The audio works by ECM:323, and ECM:323 /Tunk Systems on the accompanying CD are presented as a literal representation of a spontaneous, self-generating feedback event, and should in no way be construed as a composition. Apart from a modest amount of EQ and filtering, the works are designed to illustrate raw and unprocessed events analogous to those found throughout the natural world. Any fluctuations in signal and channel balance are entirely beyond our control, and all of the sound was generated from two conflicting effects units. Contact ECM:323@aol.com for supplementary material. Our early audio works are documented on the CD ROM —’0Hz’, available for £9.99 + p&p from ‘0 Hz’ CD Rom Journal of Advanced Audio Arts, c/o Don’t Look Now, Threshold Studios, 69b Kettering Road, Northampton NN I 4AW, England.

Toshimaru Nakamura

Toshimaru Nakamura

Toshimaru Nakamura put aside his guitar around 1998 and started to produce the music on “no-input mixing board.” Since 1998 he has been hosting a monthly music gathering, first at Bar Aoyama, latterly at Off Site, with guitarists Taku Sugimoto and Tetuzi Akiyama. It has been growing as an important meeting point in the Tokyo improvised music scene. He has also been working with dancer Kim Ito as a composer/sound designer for his theatre works since 1996. Recent releases include:

“no-input mixing board 2” (a bruit secret 02).
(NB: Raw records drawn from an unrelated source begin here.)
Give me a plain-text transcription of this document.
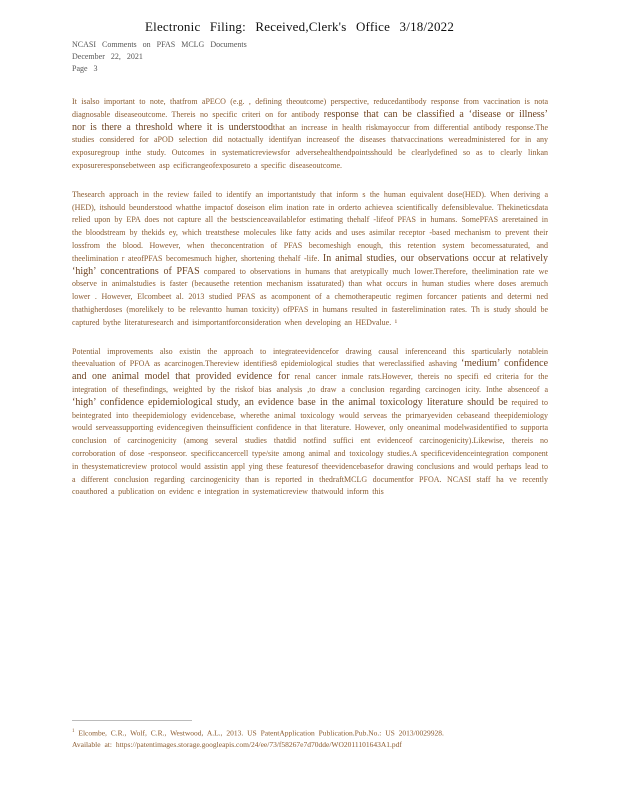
Electronic Filing: Received,Clerk's Office 3/18/2022
NCASI Comments on PFAS MCLG Documents
December 22, 2021
Page 3

It isalso important to note, thatfrom aPECO (e.g. , defining theoutcome) perspective, reducedantibody response from vaccination is nota diagnosable diseaseoutcome. Thereis no specific criteri on for antibody response that can be classified a ‘disease or illness’ nor is there a threshold where it is understoodthat an increase in health riskmayoccur from differential antibody response.The studies considered for aPOD selection did notactually identifyan increaseof the diseases thatvaccinations wereadministered for in any exposuregroup inthe study. Outcomes in systematicreviewsfor adversehealthendpointsshould be clearlydefined so as to clearly linkan exposureresponsebetween asp ecificrangeofexposureto a specific diseaseoutcome.

Thesearch approach in the review failed to identify an importantstudy that inform s the human equivalent dose(HED). When deriving a (HED), itshould beunderstood whatthe impactof doseison elim ination rate in orderto achievea scientifically defensiblevalue. Thekineticsdata relied upon by EPA does not capture all the bestscienceavailablefor estimating thehalf -lifeof PFAS in humans. SomePFAS areretained in the bloodstream by thekids ey, which treatsthese molecules like fatty acids and uses asimilar receptor -based mechanism to prevent their lossfrom the blood. However, when theconcentration of PFAS becomeshigh enough, this retention system becomessaturated, and theelimination r ateofPFAS becomesmuch higher, shortening thehalf -life. In animal studies, our observations occur at relatively ‘high’ concentrations of PFAS compared to observations in humans that aretypically much lower.Therefore, theelimination rate we observe in animalstudies is faster (becausethe retention mechanism issaturated) than what occurs in human studies where doses aremuch lower . However, Elcombeet al. 2013 studied PFAS as acomponent of a chemotherapeutic regimen forcancer patients and determi ned thathigherdoses (morelikely to be relevantto human toxicity) ofPFAS in humans resulted in fasterelimination rates. Th is study should be captured bythe literaturesearch and isimportantforconsideration when developing an HEDvalue. ¹

Potential improvements also existin the approach to integrateevidencefor drawing causal inferenceand this sparticularly notablein theevaluation of PFOA as acarcinogen.Thereview identifies8 epidemiological studies that wereclassified ashaving ‘medium’ confidence and one animal model that provided evidence for renal cancer inmale rats.However, thereis no specifi ed criteria for the integration of thesefindings, weighted by the riskof bias analysis ,to draw a conclusion regarding carcinogen icity. Inthe absenceof a ‘high’ confidence epidemiological study, an evidence base in the animal toxicology literature should be required to beintegrated into theepidemiology evidencebase, wherethe animal toxicology would serveas the primaryeviden cebaseand theepidemiology would serveassupporting evidencegiven theinsufficient confidence in that literature. However, only oneanimal modelwasidentified to supporta conclusion of carcinogenicity (among several studies thatdid notfind suffici ent evidenceof carcinogenicity).Likewise, thereis no corroboration of dose -responseor. specificcancercell type/site among animal and toxicology studies.A specificevidenceintegration component in thesystematicreview protocol would assistin appl ying these featuresof theevidencebasefor drawing conclusions and would perhaps lead to a different conclusion regarding carcinogenicity than is reported in thedraftMCLG documentfor PFOA. NCASI staff ha ve recently coauthored a publication on evidenc e integration in systematicreview thatwould inform this

$^1$ Elcombe, C.R., Wolf, C.R., Westwood, A.L., 2013. US PatentApplication Publication.Pub.No.: US 2013/0029928.
Available at: https://patentimages.storage.googleapis.com/24/ee/73/f58267e7d70dde/WO2011101643A1.pdf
“select dialect” repeat (cut 005).

“do” with Sachiko M (erstwhile 013).

“Weather Sky” with Keith Rowe (erstwhile 018).

“ATON” with Andrea Neumann (Rossbin Production, rsOOl).

“Siphono” with Bruno Meillier (SMI, NM2I0).

Contact setreset@attglobal.net
Visit www.japanimprov.com/tnakamura/

Xentos, aka Pentos Fray Bentos, writes: “I am best described by a recurring dream I have endured since childhood. Through a shoddy dawn I follow a thread that leads me ever deeper into the maze of sound. My mission – to seek out and slay the dreadful sonic beast that lurks at its heart. At every twist and juncture I pass musical genres (some well known, many yet to be discovered) – the sweaty dance fraternity panting like ill-used heffers after a barbaric milk, the rock gods; – a glistening gathering of pointless prunes; the pop brigade – all youth and trousers; even a pack of canny improvisers slumped unconscious over a free bar.

“At last, I enter a dark chamber at the centre of the maze. A trap. Hideous forms surround me. There is not just one sonic beast but a burgeoning army. A terrible scream rips from my throat. At once, all around, the shattering of a million panes of glass as though an almighty fist had torn though the clouds and pummeled a skyscraper.

“Eventually – silence. When I gather the courage to look up. I see that I was standing in a hall of mirrors.”